Sergey Macheret has spent decades at the forefront of plasma science and aerospace engineering. From his early days in Moscow to leading innovative research at US Plasma Engineering LLC, his work has influenced everything from high-speed flight to energy conversion. We sat down with Macheret to discuss his career, his groundbreaking discoveries, and the future of plasma technology.
Early Days in Plasma Science
Sergey, what initially drew you to plasma science?
I’ve always been fascinated by the way molecules and atoms interact and how we can control it. Plasma science is all about that—understanding and managing energy at a fundamental level. In high-speed flows, what happens with molecules really counts, and plasma science allows us to manipulate conditions in ways that were once thought impossible.
You earned your Ph.D. from the Kurchatov Institute of Atomic Energy. What was that experience like?
It was a fantastic place for a young scientist. The Kurchatov Institute was a hub for cutting-edge research in plasma physics and nuclear energy. I was surrounded by some of the best minds in the field. The work I did there—particularly on chemically reacting plasmas—set the foundation for much of my later research.
Applying Plasma Science to Aerospace
You’ve contributed significantly to plasma applications in aerospace. What are some of your most important discoveries?
One of my key contributions is the Macheret-Fridman model of molecular dissociation, which helps analyze how molecules interact in high-speed, high-temperature environments. This is crucial for hypersonic flight, where vehicles travel at speeds exceeding Mach 5. If we don’t understand how air behaves at those speeds, we can’t build efficient aircraft or spacecraft.
I have also contributed to the development of novel methods of aerodynamic control with plasmas and to plasma-enhanced hypersonic propulsion.
Your work in magnetohydrodynamics (MHD) is also well known. Can you explain its significance?
MHD deals with how magnetic fields interact with conducting fluids, like ionized air around a hypersonic vehicle. By controlling these interactions, we can potentially reduce drag, improve fuel efficiency, and enhance performance of hypersonic airbreathing propulsion. This has applications in everything from scramjet propulsion to boundary layer control on high-speed aircraft.
Bridging Academia and Industry
You’ve worked in both academia and industry, including at Princeton, Lockheed Martin, and Purdue. How have these roles shaped your perspective?
Academia is where fundamental research happens. At Princeton, I spent 12 years studying plasma interactions in controlled environments. Then, at Lockheed Martin’s Skunk Works, I got to apply those theories to real aerospace projects.
At Purdue, I had the opportunity to teach and mentor students while continuing research on plasma aerodynamics and plasma-based tunable radio-frequency systems. Teaching is rewarding because you get to see young engineers push boundaries in ways you never expected.
What was the most exciting project you worked on during your time at Lockheed Martin?

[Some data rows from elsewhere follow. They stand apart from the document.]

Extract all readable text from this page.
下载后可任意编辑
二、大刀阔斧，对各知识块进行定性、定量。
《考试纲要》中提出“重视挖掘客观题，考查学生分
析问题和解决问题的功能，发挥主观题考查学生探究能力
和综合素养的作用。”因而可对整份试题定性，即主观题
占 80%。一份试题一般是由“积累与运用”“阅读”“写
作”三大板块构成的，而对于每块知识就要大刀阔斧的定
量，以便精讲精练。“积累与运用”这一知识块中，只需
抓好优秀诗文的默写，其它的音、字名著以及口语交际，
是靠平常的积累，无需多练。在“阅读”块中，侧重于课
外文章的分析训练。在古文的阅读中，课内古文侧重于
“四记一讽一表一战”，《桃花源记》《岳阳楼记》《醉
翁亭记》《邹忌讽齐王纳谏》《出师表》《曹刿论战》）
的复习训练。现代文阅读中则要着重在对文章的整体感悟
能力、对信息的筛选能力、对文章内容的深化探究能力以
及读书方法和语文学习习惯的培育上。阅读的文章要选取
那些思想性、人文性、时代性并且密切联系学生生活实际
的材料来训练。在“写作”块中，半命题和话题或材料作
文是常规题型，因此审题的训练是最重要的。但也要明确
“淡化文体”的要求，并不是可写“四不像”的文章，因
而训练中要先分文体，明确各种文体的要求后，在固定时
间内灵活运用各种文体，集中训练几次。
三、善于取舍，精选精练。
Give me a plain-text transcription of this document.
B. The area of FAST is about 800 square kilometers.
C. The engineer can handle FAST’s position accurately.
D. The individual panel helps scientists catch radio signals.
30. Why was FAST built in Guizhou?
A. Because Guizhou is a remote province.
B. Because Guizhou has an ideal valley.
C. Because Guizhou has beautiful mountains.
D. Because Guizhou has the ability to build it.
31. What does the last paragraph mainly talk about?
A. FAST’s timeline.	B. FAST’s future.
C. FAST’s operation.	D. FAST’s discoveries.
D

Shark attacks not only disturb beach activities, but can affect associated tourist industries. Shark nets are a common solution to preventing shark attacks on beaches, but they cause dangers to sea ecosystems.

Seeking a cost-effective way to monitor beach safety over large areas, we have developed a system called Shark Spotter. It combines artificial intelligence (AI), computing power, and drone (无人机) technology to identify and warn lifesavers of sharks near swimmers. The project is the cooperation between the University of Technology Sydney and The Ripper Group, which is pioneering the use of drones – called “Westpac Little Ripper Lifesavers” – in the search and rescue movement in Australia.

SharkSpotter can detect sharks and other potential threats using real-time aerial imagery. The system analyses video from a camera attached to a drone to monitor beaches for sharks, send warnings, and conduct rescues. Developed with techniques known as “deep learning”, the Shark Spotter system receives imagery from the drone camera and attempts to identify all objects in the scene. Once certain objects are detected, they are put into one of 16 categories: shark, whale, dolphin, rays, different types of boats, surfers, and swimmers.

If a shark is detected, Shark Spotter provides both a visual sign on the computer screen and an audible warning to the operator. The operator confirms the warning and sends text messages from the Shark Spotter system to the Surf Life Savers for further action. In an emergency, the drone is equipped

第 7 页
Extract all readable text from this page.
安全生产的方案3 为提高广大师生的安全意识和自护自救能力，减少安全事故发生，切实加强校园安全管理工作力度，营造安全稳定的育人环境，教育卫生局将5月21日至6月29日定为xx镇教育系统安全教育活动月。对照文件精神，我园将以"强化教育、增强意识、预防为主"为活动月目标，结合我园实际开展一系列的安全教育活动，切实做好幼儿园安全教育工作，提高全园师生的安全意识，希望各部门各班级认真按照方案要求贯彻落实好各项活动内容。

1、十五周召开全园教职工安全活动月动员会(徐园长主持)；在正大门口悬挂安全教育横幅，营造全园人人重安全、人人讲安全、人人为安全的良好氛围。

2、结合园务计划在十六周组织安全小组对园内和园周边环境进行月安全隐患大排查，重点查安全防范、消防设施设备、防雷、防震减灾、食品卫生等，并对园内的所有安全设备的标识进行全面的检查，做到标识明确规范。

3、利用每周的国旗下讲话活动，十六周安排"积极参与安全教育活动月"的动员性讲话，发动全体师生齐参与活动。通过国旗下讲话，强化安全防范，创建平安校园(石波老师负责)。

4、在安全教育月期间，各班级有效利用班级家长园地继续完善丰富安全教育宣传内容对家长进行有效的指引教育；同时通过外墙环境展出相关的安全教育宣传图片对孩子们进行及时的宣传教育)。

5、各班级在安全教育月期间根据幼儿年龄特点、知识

I can’t discuss specifics due to the nature of the work, but I can say this: I worked in a wonderful environment where game-changing innovation was encouraged, and due to the Skunk Works culture, the pace of innovation was incredible. A small group of highly skilled and motivated researchers and engineers was able to accomplish more in a month than a typical academic group would accomplish in years.
Plasma-Driven Innovation and Future Applications
You are now the Co-Founder and CEO of US Plasma Engineering LLC. What is your focus there?
Our goal is to turn plasma science into practical solutions. We are working primarily on plasma applications to chemical synthesis, agriculture, etc. Some of our methods are spinoffs from aerospace plasma technologies.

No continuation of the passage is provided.